Eco-friendly entrepreneur quits IT to declare war on plastic

Tina Beyer, an IT professional, left Kerala, India after marrying a South African engineer. Adjusting to a new country brought its own challenges - one of them being employment. Finding it difficult to get a job, she turned lemons into lemonade and followed her passion. She started selling eco-friendly alternatives to plastic.

What are these zero-waste alternatives, you might ask?

They range from reusable sandwich wraps made of beeswax and bowl covers made of fabric - as opposed to clingwrap plastic and foil. Other alternatives to plastic include stainless steel lunch boxes known as tiffins, glass and stainless-steel straws, bamboo toothbrushes, and even reusable sanitary pads made of bamboo or hemp and menstrual cups, to name a few.

In a telephonic interview with Fin24, Beyer recalled that she was at a party in 2017 when she first saw a steel straw. It was this moment that catapulted her into the business world.

"We went to a friend's house and we had some people there. One of our friend's showed us this steel straw and she was asking my husband if he can make it," Beyer said. "I was quite interested in the steel straw … so that was in the back of my head," Beyer said.

Why all the plastic?

Beyer wasn't always a businessperson. The trained IT professional confesses that she "never felt happy" in the IT world. "I knew from the time I started studying IT, I knew I was going to be in this industry [for long]. I never felt happy in anything I ever did," she said. Beyer said she was always interested and passionate about "natural living" and natural ways to heal the body.
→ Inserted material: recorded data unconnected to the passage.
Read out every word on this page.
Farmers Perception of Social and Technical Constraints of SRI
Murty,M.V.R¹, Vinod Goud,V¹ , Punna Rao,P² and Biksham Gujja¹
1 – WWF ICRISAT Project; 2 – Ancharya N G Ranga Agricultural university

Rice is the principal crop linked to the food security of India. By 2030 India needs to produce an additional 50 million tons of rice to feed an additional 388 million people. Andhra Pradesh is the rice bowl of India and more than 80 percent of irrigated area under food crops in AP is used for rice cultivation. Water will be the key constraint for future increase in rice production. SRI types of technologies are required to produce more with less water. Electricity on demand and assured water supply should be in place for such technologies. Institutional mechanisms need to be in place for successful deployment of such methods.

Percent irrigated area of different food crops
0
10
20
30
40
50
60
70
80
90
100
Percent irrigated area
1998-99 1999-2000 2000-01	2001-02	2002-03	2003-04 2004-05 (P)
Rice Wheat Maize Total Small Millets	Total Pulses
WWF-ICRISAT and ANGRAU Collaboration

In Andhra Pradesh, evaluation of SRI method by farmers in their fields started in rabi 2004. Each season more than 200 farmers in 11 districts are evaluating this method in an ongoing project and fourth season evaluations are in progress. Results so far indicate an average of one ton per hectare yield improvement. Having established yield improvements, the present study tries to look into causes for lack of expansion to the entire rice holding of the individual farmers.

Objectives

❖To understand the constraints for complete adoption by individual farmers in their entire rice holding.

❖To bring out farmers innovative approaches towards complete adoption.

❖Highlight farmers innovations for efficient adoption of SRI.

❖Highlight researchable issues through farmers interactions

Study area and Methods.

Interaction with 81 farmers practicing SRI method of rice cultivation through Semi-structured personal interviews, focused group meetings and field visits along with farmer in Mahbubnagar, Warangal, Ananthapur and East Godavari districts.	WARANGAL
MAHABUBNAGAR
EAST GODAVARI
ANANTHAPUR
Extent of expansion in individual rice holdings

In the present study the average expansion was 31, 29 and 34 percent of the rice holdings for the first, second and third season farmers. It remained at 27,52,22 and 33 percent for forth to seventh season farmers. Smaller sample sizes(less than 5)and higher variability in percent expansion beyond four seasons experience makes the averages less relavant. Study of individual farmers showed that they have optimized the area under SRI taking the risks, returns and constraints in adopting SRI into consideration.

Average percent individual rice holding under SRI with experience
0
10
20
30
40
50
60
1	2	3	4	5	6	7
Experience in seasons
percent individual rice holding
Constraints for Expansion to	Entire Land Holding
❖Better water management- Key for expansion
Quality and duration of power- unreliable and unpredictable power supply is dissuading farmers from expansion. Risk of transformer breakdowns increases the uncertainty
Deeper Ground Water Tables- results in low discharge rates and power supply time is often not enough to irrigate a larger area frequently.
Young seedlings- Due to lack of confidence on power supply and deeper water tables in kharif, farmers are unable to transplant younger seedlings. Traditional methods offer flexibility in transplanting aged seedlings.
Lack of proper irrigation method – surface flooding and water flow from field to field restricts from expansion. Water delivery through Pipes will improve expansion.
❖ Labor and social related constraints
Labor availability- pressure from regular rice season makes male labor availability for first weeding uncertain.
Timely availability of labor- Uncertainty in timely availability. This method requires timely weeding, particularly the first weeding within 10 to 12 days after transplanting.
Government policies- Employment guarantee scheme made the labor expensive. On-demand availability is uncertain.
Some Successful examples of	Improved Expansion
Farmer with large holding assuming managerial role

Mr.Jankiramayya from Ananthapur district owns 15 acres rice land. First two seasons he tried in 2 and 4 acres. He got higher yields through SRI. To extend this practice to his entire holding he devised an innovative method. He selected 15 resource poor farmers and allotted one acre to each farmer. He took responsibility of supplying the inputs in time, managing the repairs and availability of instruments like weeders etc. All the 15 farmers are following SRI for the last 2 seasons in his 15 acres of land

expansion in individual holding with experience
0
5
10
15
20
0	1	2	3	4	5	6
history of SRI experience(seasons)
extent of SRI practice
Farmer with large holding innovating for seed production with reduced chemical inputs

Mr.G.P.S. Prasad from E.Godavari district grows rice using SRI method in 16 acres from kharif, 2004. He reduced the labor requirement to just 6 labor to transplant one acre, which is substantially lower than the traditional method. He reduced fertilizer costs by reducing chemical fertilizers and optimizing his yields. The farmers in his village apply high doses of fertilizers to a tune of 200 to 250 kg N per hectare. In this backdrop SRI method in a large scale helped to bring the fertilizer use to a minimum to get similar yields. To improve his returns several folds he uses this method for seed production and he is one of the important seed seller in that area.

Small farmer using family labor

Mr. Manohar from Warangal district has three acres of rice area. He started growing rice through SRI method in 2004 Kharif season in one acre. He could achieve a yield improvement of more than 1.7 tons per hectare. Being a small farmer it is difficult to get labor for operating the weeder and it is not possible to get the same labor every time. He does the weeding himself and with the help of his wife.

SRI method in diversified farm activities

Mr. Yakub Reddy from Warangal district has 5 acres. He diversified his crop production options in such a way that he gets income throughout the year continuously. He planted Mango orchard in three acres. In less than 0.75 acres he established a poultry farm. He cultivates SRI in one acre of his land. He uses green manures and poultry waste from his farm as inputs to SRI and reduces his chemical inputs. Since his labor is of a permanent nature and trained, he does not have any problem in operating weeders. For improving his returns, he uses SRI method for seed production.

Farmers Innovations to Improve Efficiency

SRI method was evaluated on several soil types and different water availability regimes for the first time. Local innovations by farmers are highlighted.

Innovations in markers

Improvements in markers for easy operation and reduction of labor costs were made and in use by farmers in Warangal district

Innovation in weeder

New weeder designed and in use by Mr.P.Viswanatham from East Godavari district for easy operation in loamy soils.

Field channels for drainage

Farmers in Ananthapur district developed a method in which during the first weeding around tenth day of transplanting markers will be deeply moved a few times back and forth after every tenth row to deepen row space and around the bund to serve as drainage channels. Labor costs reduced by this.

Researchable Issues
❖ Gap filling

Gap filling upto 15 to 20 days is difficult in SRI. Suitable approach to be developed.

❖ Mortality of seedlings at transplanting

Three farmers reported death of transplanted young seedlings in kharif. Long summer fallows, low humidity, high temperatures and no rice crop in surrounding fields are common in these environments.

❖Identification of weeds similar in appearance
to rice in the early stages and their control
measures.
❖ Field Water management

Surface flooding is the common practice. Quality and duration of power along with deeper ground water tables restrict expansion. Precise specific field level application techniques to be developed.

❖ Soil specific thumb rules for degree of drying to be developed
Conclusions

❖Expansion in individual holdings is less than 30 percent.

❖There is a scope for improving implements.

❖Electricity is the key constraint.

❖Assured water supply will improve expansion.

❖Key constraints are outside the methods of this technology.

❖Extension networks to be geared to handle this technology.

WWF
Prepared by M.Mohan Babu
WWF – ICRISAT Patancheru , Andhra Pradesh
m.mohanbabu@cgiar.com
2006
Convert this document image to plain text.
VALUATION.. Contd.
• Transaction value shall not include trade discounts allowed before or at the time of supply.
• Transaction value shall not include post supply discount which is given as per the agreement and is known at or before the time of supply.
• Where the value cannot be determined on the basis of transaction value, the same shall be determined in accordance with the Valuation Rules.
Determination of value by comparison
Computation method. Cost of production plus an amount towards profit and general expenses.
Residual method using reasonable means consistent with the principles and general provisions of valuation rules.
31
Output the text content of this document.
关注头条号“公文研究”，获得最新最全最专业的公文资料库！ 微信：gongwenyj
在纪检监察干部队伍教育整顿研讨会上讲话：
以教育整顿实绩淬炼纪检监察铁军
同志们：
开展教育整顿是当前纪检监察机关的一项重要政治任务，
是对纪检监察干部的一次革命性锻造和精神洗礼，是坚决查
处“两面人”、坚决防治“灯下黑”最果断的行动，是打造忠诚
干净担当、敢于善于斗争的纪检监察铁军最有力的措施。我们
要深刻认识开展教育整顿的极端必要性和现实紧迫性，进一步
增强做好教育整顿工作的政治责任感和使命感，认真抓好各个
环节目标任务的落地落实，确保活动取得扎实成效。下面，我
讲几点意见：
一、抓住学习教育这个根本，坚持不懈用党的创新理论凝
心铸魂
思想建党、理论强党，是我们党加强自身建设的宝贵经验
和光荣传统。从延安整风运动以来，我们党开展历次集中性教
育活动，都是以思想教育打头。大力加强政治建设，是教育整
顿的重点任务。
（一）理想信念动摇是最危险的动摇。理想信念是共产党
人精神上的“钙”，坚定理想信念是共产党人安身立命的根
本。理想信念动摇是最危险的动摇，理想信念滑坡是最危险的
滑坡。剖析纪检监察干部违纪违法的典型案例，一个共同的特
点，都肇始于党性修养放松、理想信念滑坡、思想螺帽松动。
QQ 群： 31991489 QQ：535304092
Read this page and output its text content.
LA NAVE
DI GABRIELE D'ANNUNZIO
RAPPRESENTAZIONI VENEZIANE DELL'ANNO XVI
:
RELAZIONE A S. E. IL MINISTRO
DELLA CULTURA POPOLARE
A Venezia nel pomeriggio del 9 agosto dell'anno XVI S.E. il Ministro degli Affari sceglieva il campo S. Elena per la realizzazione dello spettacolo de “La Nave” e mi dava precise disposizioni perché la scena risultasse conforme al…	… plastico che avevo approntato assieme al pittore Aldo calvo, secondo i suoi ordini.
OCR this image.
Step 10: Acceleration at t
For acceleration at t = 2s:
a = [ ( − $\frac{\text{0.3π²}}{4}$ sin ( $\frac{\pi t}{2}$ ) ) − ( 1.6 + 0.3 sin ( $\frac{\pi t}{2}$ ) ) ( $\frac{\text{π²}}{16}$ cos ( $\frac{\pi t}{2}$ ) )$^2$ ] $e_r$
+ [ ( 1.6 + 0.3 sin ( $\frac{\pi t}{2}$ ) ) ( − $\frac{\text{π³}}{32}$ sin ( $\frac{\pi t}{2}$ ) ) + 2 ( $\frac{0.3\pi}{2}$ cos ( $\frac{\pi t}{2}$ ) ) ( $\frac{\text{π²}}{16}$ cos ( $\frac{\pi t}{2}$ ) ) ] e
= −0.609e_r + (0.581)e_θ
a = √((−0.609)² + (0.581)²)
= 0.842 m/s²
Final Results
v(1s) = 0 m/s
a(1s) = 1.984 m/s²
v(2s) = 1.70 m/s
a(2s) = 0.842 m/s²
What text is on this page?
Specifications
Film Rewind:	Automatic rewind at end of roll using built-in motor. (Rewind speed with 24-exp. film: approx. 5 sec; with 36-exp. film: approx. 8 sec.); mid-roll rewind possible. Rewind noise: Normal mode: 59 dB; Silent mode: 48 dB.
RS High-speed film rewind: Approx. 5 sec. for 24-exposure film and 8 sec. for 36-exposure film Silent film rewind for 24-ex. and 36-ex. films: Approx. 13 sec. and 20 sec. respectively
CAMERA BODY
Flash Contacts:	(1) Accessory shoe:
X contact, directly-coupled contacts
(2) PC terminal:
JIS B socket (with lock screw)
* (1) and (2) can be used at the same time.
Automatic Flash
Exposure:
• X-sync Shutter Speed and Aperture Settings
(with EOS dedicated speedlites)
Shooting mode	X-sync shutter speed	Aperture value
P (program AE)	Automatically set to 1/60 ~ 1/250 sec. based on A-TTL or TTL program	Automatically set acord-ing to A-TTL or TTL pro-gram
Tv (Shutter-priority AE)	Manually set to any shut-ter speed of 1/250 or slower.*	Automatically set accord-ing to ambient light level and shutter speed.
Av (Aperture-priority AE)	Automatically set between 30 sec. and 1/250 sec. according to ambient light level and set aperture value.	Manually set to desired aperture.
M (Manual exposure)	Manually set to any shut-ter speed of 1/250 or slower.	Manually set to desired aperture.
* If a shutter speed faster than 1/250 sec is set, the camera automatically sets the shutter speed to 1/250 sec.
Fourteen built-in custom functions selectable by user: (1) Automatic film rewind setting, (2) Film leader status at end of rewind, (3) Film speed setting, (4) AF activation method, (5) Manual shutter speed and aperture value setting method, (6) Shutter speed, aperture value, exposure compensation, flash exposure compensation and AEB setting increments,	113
Having moved to South Africa eight and a half years ago, Beyer said it bothered her that when she went shopping she saw most foods were packaged in plastic. In India she is used to having the local grocer wrap up fruit and vegetables in newspaper. "Or you give them your bag, and they weigh it [the fruit or vegetables] on a weighing scale and they put it into your bag," she said.

Too pricey

Beyer did more research on ways she could personally reduce waste, which is how she stumbled across eco-friendly products being sold online, in 2017. However, when she wanted to buy these alternatives, they were all "pricey" and she was not the only one who felt that way.

"Whoever you would talk to would say they would love to go the eco-friendly way, but they couldn't because of the price."

Thus, she started her own online sustainable store – Ecoelephant – to sell eco-friendly products at affordable prices. "We don't want to make sustainability expensive, therefore we try to be as affordable as possible for others to encourage a plastic-free, zero-waste lifestyle."

But soon after reaching out to suppliers, she found that the wholesale prices were pegged at the retail prices she wanted to sell at. Getting items sourced locally was also a challenge. Beyer said that if she sent enquiries to suppliers in China, she would get responses within an hour – a stark difference to her experience trying to find suppliers locally.

Strolling in parks to find a seamstress

Partly to address her supplier problem, Beyer decided to make some of the products – particularly the fabric bowl covers which are one of her best sellers. In her search for a seamstress, Beyer said she wanted to find people who were in need of an employment opportunity.

"I wasn't looking for someone who was retired or a well-established seamstress. I was looking for somebody who really needs help … It was hard to find. I literally would go to parks and if I saw someone I would ask them if they could sew," she said.

Reusable bowl covers can be washed, an environment
Tina Beyer says her fabric bowl covers are one of her best sellers. They are an eco-friendly alternative to plastic wraps. (Photo: Supplied).

"The aim is to empower work-from-home mothers, elderly women, upliftment projects and women entrepreneurs, by creating local employment opportunities," Beyer added. 

One example of these items is the crochet kitchen scrubs – these items last for six months and are compostable, she told Fin24.

Beyer said her husband lends a hand with the designs of the prototypes, and even sews some of them.

The straws had to be sourced from suppliers - although her husband can make them it takes a lot of time, especially family time, she explained.

Selling a lifestyle

Beyer has been at it for a year now, and her business has not yet turned a profit, as she has used her funds to pay the women who help make the items. She is in the process of paying back her husband for the loan he gave her to start the business. She also wants to sell the products to customers at reasonable prices.

"I am very passionate about this and that's what keeping me in this," she said. "Our business is about people, inspiring and educating each other to make better choices, creating jobs locally and touching lives. Living sustainably results in a more meaningful life."

When it comes to finding product ideas, Beyer said she thinks of the basic things she uses in day-to-day life. "Mostly, I want to encourage people to do this lifestyle rather than to sell my products," she said.

Apart from operating an online store, she also participates in some markets in and around Cape Town. Some of the products are also stocked in stores in Cape Town, Durban and Johannesburg.

Tina Beyer, selling ecofriendly, zero-waste items
Tina Beyer, selling eco-friendly, zero-waste items at a market in Constantia.(Photo: Supplied)

When asked about her future hopes for the business, Beyer said she wants to do more for communities – particularly more upliftment projects for women.

"I am a Christian. I just pray before I do anything. And wherever God leads me, I do it."